Chapitre 29 – Jusqu’où aller pour savoir ?
Novembre 1951
Quai de la CGT
690 mots
Dans la froideur du silence, un des truands bouscula les hommes et tenta d’empoigner la môme, mais cette dernière pivota. Un éclair et le mec se retrouva un .45 planté sur la nuque. Ne jamais s’attaquer à une teenager nourrie à la rage. « Jette ton arme. » L’homme obtempéra. Tous les regards convergèrent vers ce Général de parade, cet efféminé en manteau de feutre, un calibre énorme dans sa petite main délicate. « Qui commande ici ? Chef ! C’est toi ? » L’ouvrier au porte-voix acquiesça. Une cinquantaine d’hommes se trouvaient tout autour, mais le nombre augmentait. Gerflynt comprit que son temps était compté. « Chef ! Mon adjoint que voici, elle pointa Falsetti, demandait seulement à parlementer. Pas d’affrontement prévu. Nous sommes venus avec des déménageurs pour accéder à mon entrepôt. Sauf que celui-là et son collègue ne sont pas avec nous. » Dans le silence général, l’injonction de Falsetti sonna comme une distraction. « Flynt ! Retournez au camion ! »
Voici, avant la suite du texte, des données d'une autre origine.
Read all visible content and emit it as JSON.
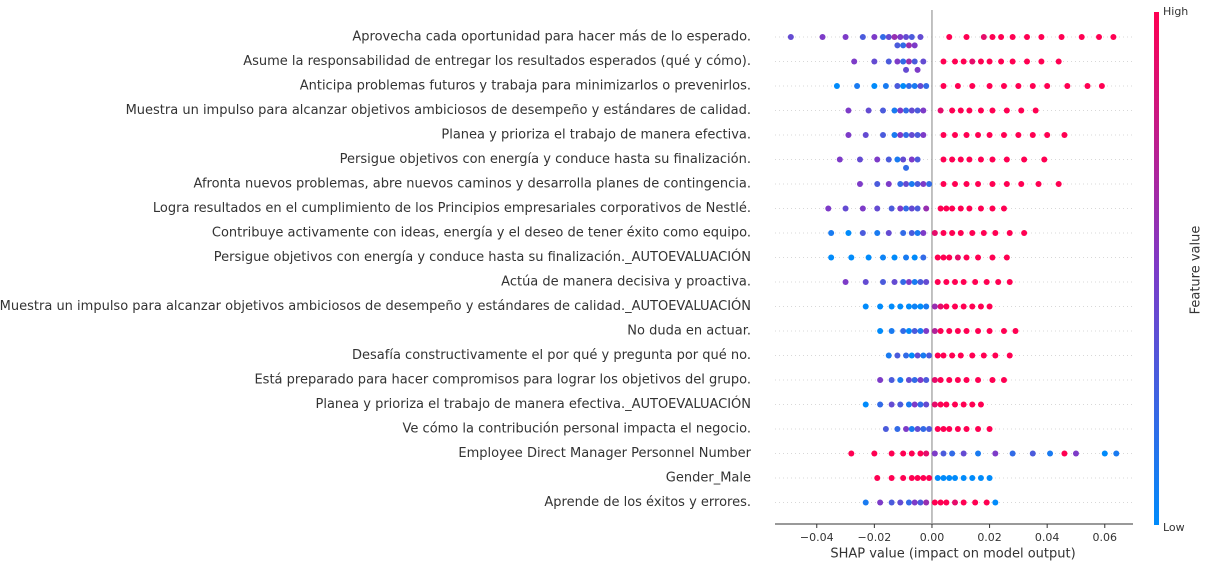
{
  "chart_data": {
    "type": "beeswarm",
    "xlabel": "SHAP value (impact on model output)",
    "xlim": [
      -0.0545,
      0.0698
    ],
    "xticks": [
      {
        "value": -0.04,
        "label": "−0.04"
      },
      {
        "value": -0.02,
        "label": "−0.02"
      },
      {
        "value": 0,
        "label": "0.00"
      },
      0.02,
      0.04,
      0.06
    ],
    "colorbar": {
      "label": "Feature value",
      "high": "High",
      "low": "Low",
      "colors": [
        "#008bfb",
        "#7d3bc8",
        "#ff0052"
      ]
    },
    "series": [
      {
        "name": "Aprovecha cada oportunidad para hacer más de lo esperado.",
        "values": [
          -0.049,
          -0.038,
          -0.03,
          -0.024,
          -0.02,
          -0.017,
          -0.015,
          -0.013,
          -0.012,
          -0.011,
          -0.01,
          -0.009,
          -0.008,
          -0.007,
          -0.006,
          -0.004,
          0.006,
          0.012,
          0.018,
          0.021,
          0.024,
          0.028,
          0.033,
          0.038,
          0.045,
          0.052,
          0.058,
          0.063
        ],
        "feature_values": [
          0.4,
          0.5,
          0.5,
          0.3,
          0.5,
          0.2,
          0.4,
          0.6,
          0.3,
          0.5,
          0.2,
          0.4,
          0.6,
          0.3,
          0.5,
          0.4,
          1,
          1,
          0.9,
          1,
          1,
          1,
          1,
          1,
          1,
          1,
          1,
          1
        ]
      },
      {
        "name": "Asume la responsabilidad de entregar los resultados esperados (qué y cómo).",
        "values": [
          -0.027,
          -0.02,
          -0.015,
          -0.012,
          -0.01,
          -0.009,
          -0.008,
          -0.006,
          -0.005,
          -0.003,
          0.004,
          0.008,
          0.011,
          0.014,
          0.017,
          0.02,
          0.024,
          0.028,
          0.033,
          0.038,
          0.044
        ],
        "feature_values": [
          0.5,
          0.4,
          0.3,
          0.5,
          0.2,
          0.4,
          0.6,
          0.3,
          0.5,
          0.4,
          1,
          1,
          1,
          0.9,
          1,
          1,
          1,
          1,
          1,
          1,
          1
        ]
      },
      {
        "name": "Anticipa problemas futuros y trabaja para minimizarlos o prevenirlos.",
        "values": [
          -0.033,
          -0.026,
          -0.02,
          -0.016,
          -0.012,
          -0.01,
          -0.008,
          -0.006,
          -0.004,
          -0.002,
          0.004,
          0.009,
          0.014,
          0.02,
          0.025,
          0.03,
          0.035,
          0.04,
          0.047,
          0.054,
          0.059
        ],
        "feature_values": [
          0,
          0.1,
          0,
          0.1,
          0.3,
          0,
          0.2,
          0.1,
          0.4,
          0.2,
          1,
          1,
          1,
          1,
          1,
          1,
          1,
          1,
          1,
          1,
          1
        ]
      },
      {
        "name": "Muestra un impulso para alcanzar objetivos ambiciosos de desempeño y estándares de calidad.",
        "values": [
          -0.029,
          -0.022,
          -0.017,
          -0.013,
          -0.011,
          -0.009,
          -0.007,
          -0.005,
          -0.003,
          0.003,
          0.007,
          0.01,
          0.013,
          0.017,
          0.021,
          0.026,
          0.031,
          0.036
        ],
        "feature_values": [
          0.5,
          0.4,
          0.3,
          0.1,
          0.5,
          0.2,
          0.4,
          0.3,
          0.5,
          0.9,
          1,
          1,
          1,
          1,
          1,
          1,
          1,
          1
        ]
      },
      {
        "name": "Planea y prioriza el trabajo de manera efectiva.",
        "values": [
          -0.029,
          -0.023,
          -0.017,
          -0.013,
          -0.011,
          -0.009,
          -0.007,
          -0.005,
          -0.003,
          0.004,
          0.008,
          0.012,
          0.016,
          0.02,
          0.025,
          0.03,
          0.035,
          0.04,
          0.046
        ],
        "feature_values": [
          0.5,
          0.4,
          0.3,
          0.1,
          0.5,
          0.2,
          0.4,
          0.3,
          0.5,
          1,
          1,
          1,
          1,
          1,
          1,
          1,
          1,
          1,
          1
        ]
      },
      {
        "name": "Persigue objetivos con energía y conduce hasta su finalización.",
        "values": [
          -0.032,
          -0.025,
          -0.019,
          -0.015,
          -0.012,
          -0.01,
          -0.009,
          -0.007,
          -0.005,
          0.004,
          0.007,
          0.01,
          0.013,
          0.017,
          0.021,
          0.026,
          0.032,
          0.039
        ],
        "feature_values": [
          0.5,
          0.4,
          0.5,
          0.3,
          0.1,
          0.4,
          0.2,
          0.5,
          0.3,
          1,
          1,
          1,
          1,
          1,
          1,
          1,
          1,
          1
        ]
      },
      {
        "name": "Afronta nuevos problemas, abre nuevos caminos y desarrolla planes de contingencia.",
        "values": [
          -0.025,
          -0.019,
          -0.015,
          -0.011,
          -0.009,
          -0.007,
          -0.005,
          -0.003,
          -0.001,
          0.004,
          0.008,
          0.012,
          0.016,
          0.021,
          0.026,
          0.031,
          0.037,
          0.044
        ],
        "feature_values": [
          0.5,
          0.3,
          0.5,
          0.2,
          0.4,
          0.1,
          0.3,
          0.5,
          0.2,
          1,
          1,
          1,
          1,
          1,
          1,
          1,
          1,
          1
        ]
      },
      {
        "name": "Logra resultados en el cumplimiento de los Principios empresariales corporativos de Nestlé.",
        "values": [
          -0.036,
          -0.03,
          -0.024,
          -0.019,
          -0.014,
          -0.011,
          -0.009,
          -0.007,
          -0.005,
          -0.002,
          0.003,
          0.005,
          0.007,
          0.01,
          0.013,
          0.017,
          0.021,
          0.025
        ],
        "feature_values": [
          0.5,
          0.4,
          0.5,
          0.4,
          0.3,
          0.5,
          0.2,
          0.4,
          0.3,
          0.6,
          1,
          1,
          1,
          1,
          1,
          1,
          1,
          1
        ]
      },
      {
        "name": "Contribuye activamente con ideas, energía y el deseo de tener éxito como equipo.",
        "values": [
          -0.035,
          -0.029,
          -0.024,
          -0.019,
          -0.015,
          -0.01,
          -0.007,
          -0.005,
          -0.003,
          0.001,
          0.004,
          0.007,
          0.01,
          0.014,
          0.018,
          0.022,
          0.027,
          0.032
        ],
        "feature_values": [
          0.1,
          0,
          0.3,
          0.1,
          0.4,
          0.2,
          0.3,
          0.1,
          0.5,
          0.9,
          1,
          1,
          1,
          1,
          1,
          1,
          1,
          1
        ]
      },
      {
        "name": "Persigue objetivos con energía y conduce hasta su finalización._AUTOEVALUACIÓN",
        "values": [
          -0.035,
          -0.028,
          -0.022,
          -0.017,
          -0.013,
          -0.009,
          -0.006,
          -0.003,
          0.002,
          0.004,
          0.006,
          0.009,
          0.012,
          0.016,
          0.021,
          0.026
        ],
        "feature_values": [
          0,
          0,
          0,
          0.05,
          0,
          0.1,
          0,
          0.2,
          1,
          1,
          1,
          0.9,
          1,
          1,
          1,
          1
        ]
      },
      {
        "name": "Actúa de manera decisiva y proactiva.",
        "values": [
          -0.03,
          -0.023,
          -0.017,
          -0.013,
          -0.01,
          -0.008,
          -0.006,
          -0.004,
          -0.002,
          0.002,
          0.005,
          0.008,
          0.011,
          0.015,
          0.019,
          0.023,
          0.027
        ],
        "feature_values": [
          0.5,
          0.4,
          0.3,
          0.4,
          0.2,
          0.5,
          0.1,
          0.3,
          0.4,
          1,
          1,
          1,
          1,
          1,
          1,
          1,
          1
        ]
      },
      {
        "name": "Muestra un impulso para alcanzar objetivos ambiciosos de desempeño y estándares de calidad._AUTOEVALUACIÓN",
        "values": [
          -0.023,
          -0.018,
          -0.014,
          -0.011,
          -0.008,
          -0.006,
          -0.004,
          -0.002,
          0.001,
          0.003,
          0.005,
          0.008,
          0.011,
          0.014,
          0.017,
          0.02
        ],
        "feature_values": [
          0,
          0,
          0,
          0,
          0,
          0.05,
          0,
          0.1,
          0.6,
          0.9,
          1,
          1,
          1,
          1,
          1,
          1
        ]
      },
      {
        "name": "No duda en actuar.",
        "values": [
          -0.018,
          -0.014,
          -0.01,
          -0.008,
          -0.006,
          -0.004,
          -0.002,
          0.001,
          0.003,
          0.006,
          0.009,
          0.012,
          0.016,
          0.02,
          0.025,
          0.029
        ],
        "feature_values": [
          0,
          0.1,
          0.2,
          0,
          0.3,
          0.1,
          0.5,
          0.7,
          1,
          1,
          1,
          1,
          1,
          1,
          1,
          1
        ]
      },
      {
        "name": "Desafía constructivamente el por qué y pregunta por qué no.",
        "values": [
          -0.015,
          -0.012,
          -0.009,
          -0.007,
          -0.005,
          -0.003,
          -0.001,
          0.002,
          0.004,
          0.007,
          0.01,
          0.014,
          0.018,
          0.022,
          0.027
        ],
        "feature_values": [
          0.1,
          0.3,
          0.2,
          0,
          0.4,
          0.1,
          0.3,
          1,
          1,
          1,
          1,
          1,
          1,
          1,
          1
        ]
      },
      {
        "name": "Está preparado para hacer compromisos para lograr los objetivos del grupo.",
        "values": [
          -0.018,
          -0.014,
          -0.011,
          -0.008,
          -0.006,
          -0.004,
          -0.002,
          0.001,
          0.003,
          0.006,
          0.009,
          0.012,
          0.016,
          0.021,
          0.025
        ],
        "feature_values": [
          0.5,
          0.3,
          0.1,
          0.4,
          0.2,
          0.5,
          0.3,
          0.9,
          1,
          1,
          1,
          1,
          1,
          1,
          1
        ]
      },
      {
        "name": "Planea y prioriza el trabajo de manera efectiva._AUTOEVALUACIÓN",
        "values": [
          -0.023,
          -0.018,
          -0.014,
          -0.011,
          -0.008,
          -0.006,
          -0.004,
          -0.002,
          0.001,
          0.003,
          0.005,
          0.008,
          0.011,
          0.014,
          0.017
        ],
        "feature_values": [
          0,
          0.2,
          0.4,
          0.3,
          0.1,
          0.5,
          0.2,
          0.4,
          0.9,
          1,
          1,
          1,
          1,
          1,
          1
        ]
      },
      {
        "name": "Ve cómo la contribución personal impacta el negocio.",
        "values": [
          -0.016,
          -0.012,
          -0.009,
          -0.007,
          -0.005,
          -0.003,
          -0.001,
          0.002,
          0.004,
          0.006,
          0.009,
          0.012,
          0.016,
          0.02
        ],
        "feature_values": [
          0.3,
          0.2,
          0.5,
          0.1,
          0.4,
          0.2,
          0.3,
          1,
          1,
          1,
          1,
          1,
          1,
          1
        ]
      },
      {
        "name": "Employee Direct Manager Personnel Number",
        "values": [
          -0.028,
          -0.02,
          -0.014,
          -0.01,
          -0.007,
          -0.004,
          -0.002,
          0.001,
          0.004,
          0.007,
          0.011,
          0.016,
          0.022,
          0.028,
          0.035,
          0.041,
          0.046,
          0.05,
          0.06,
          0.064
        ],
        "feature_values": [
          1,
          1,
          1,
          1,
          1,
          1,
          0.9,
          0.5,
          0.3,
          0.2,
          0.4,
          0.1,
          0.5,
          0.2,
          0.3,
          0.1,
          1,
          0.5,
          0,
          0.1
        ]
      },
      {
        "name": "Gender_Male",
        "values": [
          -0.019,
          -0.014,
          -0.01,
          -0.007,
          -0.005,
          -0.003,
          -0.001,
          0.002,
          0.004,
          0.006,
          0.008,
          0.011,
          0.014,
          0.017,
          0.02
        ],
        "feature_values": [
          1,
          1,
          1,
          1,
          1,
          1,
          1,
          0,
          0,
          0,
          0,
          0,
          0,
          0,
          0
        ]
      },
      {
        "name": "Aprende de los éxitos y errores.",
        "values": [
          -0.023,
          -0.018,
          -0.014,
          -0.011,
          -0.008,
          -0.006,
          -0.004,
          -0.002,
          0.001,
          0.003,
          0.005,
          0.008,
          0.011,
          0.015,
          0.019,
          0.022
        ],
        "feature_values": [
          0.1,
          0.5,
          0.3,
          0.4,
          0.2,
          0.5,
          0.3,
          0.6,
          1,
          1,
          1,
          0.9,
          1,
          1,
          1,
          0
        ]
      }
    ]
  }
}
La jeune femme le fit taire en lui balançant le .45 pour aussitôt décocher un coup de talon dans les reins du goon, manière sprinteuse au 80m haies. L’homme s’affala du côté syndical. Les regards changèrent de couleur. Le geste avait révélé la présence d’une jupe et d’une jambe féminine fourrée dans une botte de travailleur. Il y eut une vague de dérisions, qui tourna aussitôt aux sifflements alors que le mécréant, un criminel connu pour décimer les lignes de piquetage, se faisait rouer de coups. La jeune femme libéra sa tignasse d’un mouvement de tête en dégainant le .38. Falsetti pointa le .45 vers le deuxième truand.
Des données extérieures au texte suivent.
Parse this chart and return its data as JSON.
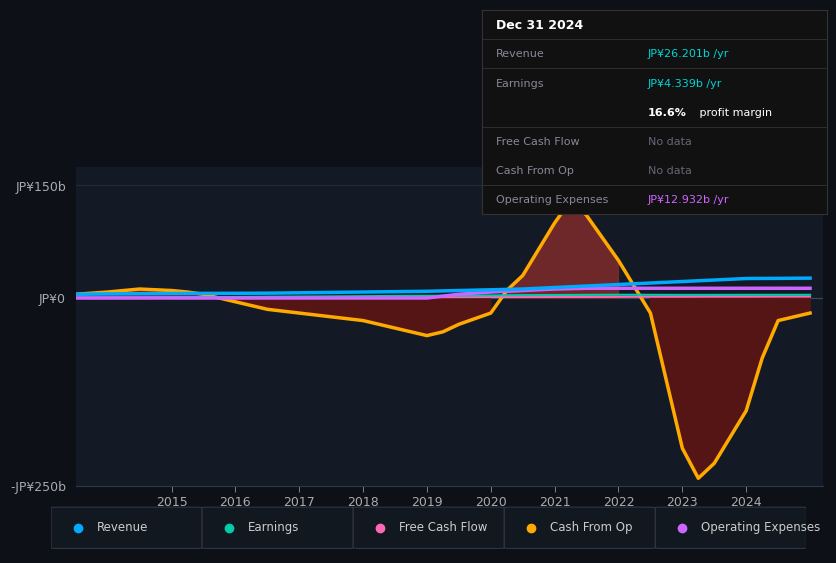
{
  "bg_color": "#0d1117",
  "plot_bg_color": "#131a25",
  "grid_color": "#1e2d3d",
  "ylim": [
    -250,
    175
  ],
  "yticks": [
    -250,
    0,
    150
  ],
  "ytick_labels": [
    "-JP¥250b",
    "JP¥0",
    "JP¥150b"
  ],
  "xlim_start": 2013.5,
  "xlim_end": 2025.2,
  "xticks": [
    2015,
    2016,
    2017,
    2018,
    2019,
    2020,
    2021,
    2022,
    2023,
    2024
  ],
  "legend_items": [
    {
      "label": "Revenue",
      "color": "#00aaff"
    },
    {
      "label": "Earnings",
      "color": "#00ccaa"
    },
    {
      "label": "Free Cash Flow",
      "color": "#ff69b4"
    },
    {
      "label": "Cash From Op",
      "color": "#ffaa00"
    },
    {
      "label": "Operating Expenses",
      "color": "#cc66ff"
    }
  ],
  "revenue": {
    "x": [
      2013.5,
      2014,
      2014.5,
      2015,
      2015.5,
      2016,
      2016.5,
      2017,
      2017.5,
      2018,
      2018.5,
      2019,
      2019.5,
      2020,
      2020.5,
      2021,
      2021.5,
      2022,
      2022.5,
      2023,
      2023.5,
      2024,
      2024.5,
      2025.0
    ],
    "y": [
      5,
      5.5,
      5.8,
      6,
      6.2,
      6.3,
      6.5,
      7,
      7.5,
      8,
      8.5,
      9,
      10,
      11,
      12,
      14,
      16,
      18,
      20,
      22,
      24,
      26,
      26.2,
      26.5
    ],
    "color": "#00aaff",
    "lw": 2.5
  },
  "earnings": {
    "x": [
      2013.5,
      2014,
      2014.5,
      2015,
      2015.5,
      2016,
      2016.5,
      2017,
      2017.5,
      2018,
      2018.5,
      2019,
      2019.5,
      2020,
      2020.5,
      2021,
      2021.5,
      2022,
      2022.5,
      2023,
      2023.5,
      2024,
      2024.5,
      2025.0
    ],
    "y": [
      0.5,
      0.6,
      0.8,
      1.0,
      1.2,
      1.5,
      1.8,
      2.0,
      2.2,
      2.5,
      2.8,
      3.0,
      3.2,
      3.5,
      3.8,
      4.0,
      4.2,
      4.4,
      4.3,
      4.2,
      4.2,
      4.3,
      4.3,
      4.3
    ],
    "color": "#00ccaa",
    "lw": 1.5
  },
  "free_cash_flow": {
    "x": [
      2013.5,
      2014,
      2014.5,
      2015,
      2015.5,
      2016,
      2016.5,
      2017,
      2017.5,
      2018,
      2018.5,
      2019,
      2019.5,
      2020,
      2020.5,
      2021,
      2021.5,
      2022,
      2022.5,
      2023,
      2023.5,
      2024,
      2024.5,
      2025.0
    ],
    "y": [
      0.2,
      0.3,
      0.4,
      0.5,
      0.6,
      0.7,
      0.8,
      0.8,
      0.9,
      1.0,
      1.0,
      1.1,
      1.2,
      1.3,
      1.4,
      1.5,
      1.5,
      1.6,
      1.7,
      1.7,
      1.8,
      1.8,
      1.9,
      1.9
    ],
    "color": "#ff69b4",
    "lw": 1.5
  },
  "cash_from_op": {
    "x": [
      2013.5,
      2014,
      2014.25,
      2014.5,
      2015,
      2015.25,
      2015.5,
      2016,
      2016.5,
      2017,
      2017.5,
      2018,
      2018.25,
      2018.5,
      2019,
      2019.25,
      2019.5,
      2020,
      2020.25,
      2020.5,
      2021,
      2021.25,
      2021.5,
      2022,
      2022.5,
      2023,
      2023.25,
      2023.5,
      2024,
      2024.25,
      2024.5,
      2025.0
    ],
    "y": [
      5,
      8,
      10,
      12,
      10,
      8,
      5,
      -5,
      -15,
      -20,
      -25,
      -30,
      -35,
      -40,
      -50,
      -45,
      -35,
      -20,
      10,
      30,
      100,
      130,
      110,
      50,
      -20,
      -200,
      -240,
      -220,
      -150,
      -80,
      -30,
      -20
    ],
    "color": "#ffaa00",
    "lw": 2.5
  },
  "operating_expenses": {
    "x": [
      2013.5,
      2014,
      2014.5,
      2015,
      2015.5,
      2016,
      2016.5,
      2017,
      2017.5,
      2018,
      2018.5,
      2019,
      2019.5,
      2020,
      2020.5,
      2021,
      2021.5,
      2022,
      2022.5,
      2023,
      2023.5,
      2024,
      2024.5,
      2025.0
    ],
    "y": [
      0,
      0,
      0,
      0,
      0,
      0,
      0,
      0,
      0,
      0,
      0,
      0,
      5,
      8,
      10,
      12,
      13,
      13,
      13,
      13,
      13,
      13,
      13,
      13
    ],
    "color": "#cc66ff",
    "lw": 2.5
  },
  "info_box_title": "Dec 31 2024",
  "info_rows": [
    {
      "label": "Revenue",
      "value": "JP¥26.201b /yr",
      "value_color": "#00d4d4",
      "nodata": false
    },
    {
      "label": "Earnings",
      "value": "JP¥4.339b /yr",
      "value_color": "#00d4d4",
      "nodata": false
    },
    {
      "label": "",
      "value": "16.6% profit margin",
      "value_color": "#ffffff",
      "nodata": false,
      "bold_prefix": "16.6%"
    },
    {
      "label": "Free Cash Flow",
      "value": "No data",
      "value_color": "#666677",
      "nodata": true
    },
    {
      "label": "Cash From Op",
      "value": "No data",
      "value_color": "#666677",
      "nodata": true
    },
    {
      "label": "Operating Expenses",
      "value": "JP¥12.932b /yr",
      "value_color": "#cc66ff",
      "nodata": false
    }
  ]
}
Et alors le cercle syndical se referma sur Falsetti et sa mistress comme un vautour qui a repéré son lot de carcasses. Dos à dos avec l’Italien, la grenade toujours brandie, Gerflynt lança un « Camarades ! » à hérisser l’épiderme, reprenant l’attitude d’un des chefs de la Shipyard de Brooklyn. « Cette affaire n’a rien de politique. Nous demandons seulement “an access to” mon entrepôt avec mes déménageurs. » Son français à l’accent sur le bout des pieds fit réagir. « Le truc en brique rouge là-bas, sur le petit quai de la Sargasse, le Sorensen’s & Co. ! Je dois y régler un malentendu sur la couleur des tentures. » La môme plissa les yeux. « …Ou peut-être bien les dynamiter. » Rire général. La confusion était complète, la détente perceptible. Confiante que son charme allait jouer quelque part, la môme poursuivit, le bras levé. « Je vous paie l’accès à mon entrepôt en vous livrant ces deux Crooks que nous ne connaissons pas, mais qui sont de sacrés fauteurs de troubles, si vous voulez mon avis. » Les clés à molette perdirent de l’altitude.
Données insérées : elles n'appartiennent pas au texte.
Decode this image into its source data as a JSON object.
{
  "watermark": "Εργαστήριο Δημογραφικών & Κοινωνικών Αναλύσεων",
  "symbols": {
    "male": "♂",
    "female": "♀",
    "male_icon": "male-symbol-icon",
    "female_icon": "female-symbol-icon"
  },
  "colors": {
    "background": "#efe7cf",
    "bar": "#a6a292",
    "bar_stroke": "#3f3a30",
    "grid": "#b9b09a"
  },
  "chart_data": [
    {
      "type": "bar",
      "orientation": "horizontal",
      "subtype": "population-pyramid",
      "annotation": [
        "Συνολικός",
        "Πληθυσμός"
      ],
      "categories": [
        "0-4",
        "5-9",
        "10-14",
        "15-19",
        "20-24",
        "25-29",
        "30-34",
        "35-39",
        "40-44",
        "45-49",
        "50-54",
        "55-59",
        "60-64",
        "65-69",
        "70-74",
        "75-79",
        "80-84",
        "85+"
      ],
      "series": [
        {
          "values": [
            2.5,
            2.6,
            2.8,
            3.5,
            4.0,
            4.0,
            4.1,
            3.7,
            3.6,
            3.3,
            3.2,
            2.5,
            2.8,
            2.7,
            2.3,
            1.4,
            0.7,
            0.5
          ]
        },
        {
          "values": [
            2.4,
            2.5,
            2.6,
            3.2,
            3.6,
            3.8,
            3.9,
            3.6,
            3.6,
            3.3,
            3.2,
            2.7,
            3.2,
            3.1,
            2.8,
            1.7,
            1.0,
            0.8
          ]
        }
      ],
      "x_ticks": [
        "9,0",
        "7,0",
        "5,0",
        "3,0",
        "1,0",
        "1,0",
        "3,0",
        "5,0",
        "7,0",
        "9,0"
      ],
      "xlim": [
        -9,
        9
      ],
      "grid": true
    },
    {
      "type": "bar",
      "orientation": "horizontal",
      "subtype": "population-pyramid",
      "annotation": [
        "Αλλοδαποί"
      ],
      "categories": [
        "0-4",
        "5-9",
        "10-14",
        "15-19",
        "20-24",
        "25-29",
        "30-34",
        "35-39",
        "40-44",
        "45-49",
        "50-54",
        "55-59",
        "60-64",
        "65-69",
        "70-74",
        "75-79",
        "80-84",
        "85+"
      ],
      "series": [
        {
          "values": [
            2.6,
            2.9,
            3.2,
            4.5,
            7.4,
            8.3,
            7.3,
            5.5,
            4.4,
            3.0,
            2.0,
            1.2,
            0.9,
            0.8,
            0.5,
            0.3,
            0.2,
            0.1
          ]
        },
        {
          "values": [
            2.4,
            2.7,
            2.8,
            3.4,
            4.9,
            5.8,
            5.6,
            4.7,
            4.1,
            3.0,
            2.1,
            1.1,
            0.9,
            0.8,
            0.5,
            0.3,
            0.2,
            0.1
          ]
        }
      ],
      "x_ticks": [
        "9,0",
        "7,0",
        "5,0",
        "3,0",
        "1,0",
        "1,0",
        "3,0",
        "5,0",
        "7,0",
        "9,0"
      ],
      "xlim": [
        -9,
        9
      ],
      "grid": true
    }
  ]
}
Le deuxième truand en imperméable surprit tout le monde en s’enfuyant vers sa camionnette. Les trois blousons, restés à l’écart le suivirent, sans oublier de faire un détour pour ramasser la fouine qui glapissait dans sa rivière de sang. Les pneus crissèrent alors que leur camionnette jouait au billard à travers les dockers qui arrivaient de partout.
Le représentant du Politburo déclencha le rire chez les ouvriers : « Qui c’est que t’es la môme ? La r’venante de Louise Michel fringuée en Bonnie and Clyde ? [2]» Certains en rajoutèrent, mais ce n’était pas toujours élogieux. La femme n’était pas à sa place sur les docks. La situation demeurait critique. Encerclée avec un Falsetti au calibre .45 dressé pour forcer le passage, la môme chercha des mots pour détendre cette intromission non désirée. Malheureusement Jean-Paul Sartre et Simone de Beauvoir ne lui fournirent pas le vocabulaire dont elle avait besoin. La môme déglutit, elle était soudainement à court de ressources.
C’est à ce moment qu’une sorte d’échassier à la chevelure en vadrouille blonde trancha l’attroupement des dockers. Raide comme un obélisque, il dominait la foule des grognards d’au moins une demi-tête. Le genre calme, souliers de cuir verni, tenue décontractée, l’air de cet homme au visage long était cependant sérieux. « Mademoiselle Glåss ? Je suis Ülf Sorensen. On me rapporte que vous êtes venue pour me voir. » Il regarda autour et fronça les sourcils. Ses yeux verts émeraudes étaient pénétrants. « Vous semblez en avoir plein les bras. »
[2]: Louise Michel était une enseignante et activiste de la commune de Paris.